Nice shot of the mountain with a moraine and an alpine meadow.  Some friends hiked up here in late June and the countryside was green with scads of wildflowers...just the way it should be now, two months later.  Flowers are long gone.

Our trail ascended numerous talus slopes.

Volcanic outcroppings, remnants of long ago eruptions.  Looks a bit like Mordor.

Rainier, being so high and standing alone, is a prime spot for the development of lenticular clouds.  A parcel of air, not quite saturated, cruises toward the mountain, rises when it encounters the peak, cools, and condenses into a cloud.  On the other side of the mountain the air sinks, dries out, and ceases to be a cloud.  In the weather business we call these lennies.

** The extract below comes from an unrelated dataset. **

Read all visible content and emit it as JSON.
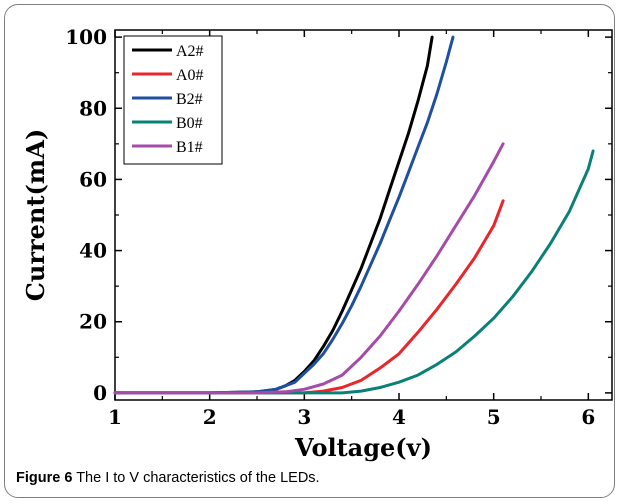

Closeup of the lennies and some of the glaciers on Rainier...still massive, but shrinking.

This fire lookout was built in the early 1900s.  There's a panoramic view from here, and though satellites and  other equipment are mainly used to detect fires now, this spot is still used from time to time and has a standard Osborn Fire Finder.

The two lennies have merged.

The valley below, at about 6800 feet elevation, is tundra like you'd find at sea level in the Arctic.

Whitebark pines, hardy trees that grow at timberline throughout the West.

Saturday, August 22, 2015

Stanley Park

The Vancouver paper had a dramatic headling regarding our warm ocean temperatures.

A forest of masts, and of skyscrapers in Vancouver Harbour.  I've started a circumnavigation of Stanley Park.

A little farther along the path...totem poles.  These are modern poles, carved within the last 50 years for the most part.  Some are replicas of older totems.

Girl in a Wetsuit oversees the potash loading operations over in North Vancouver.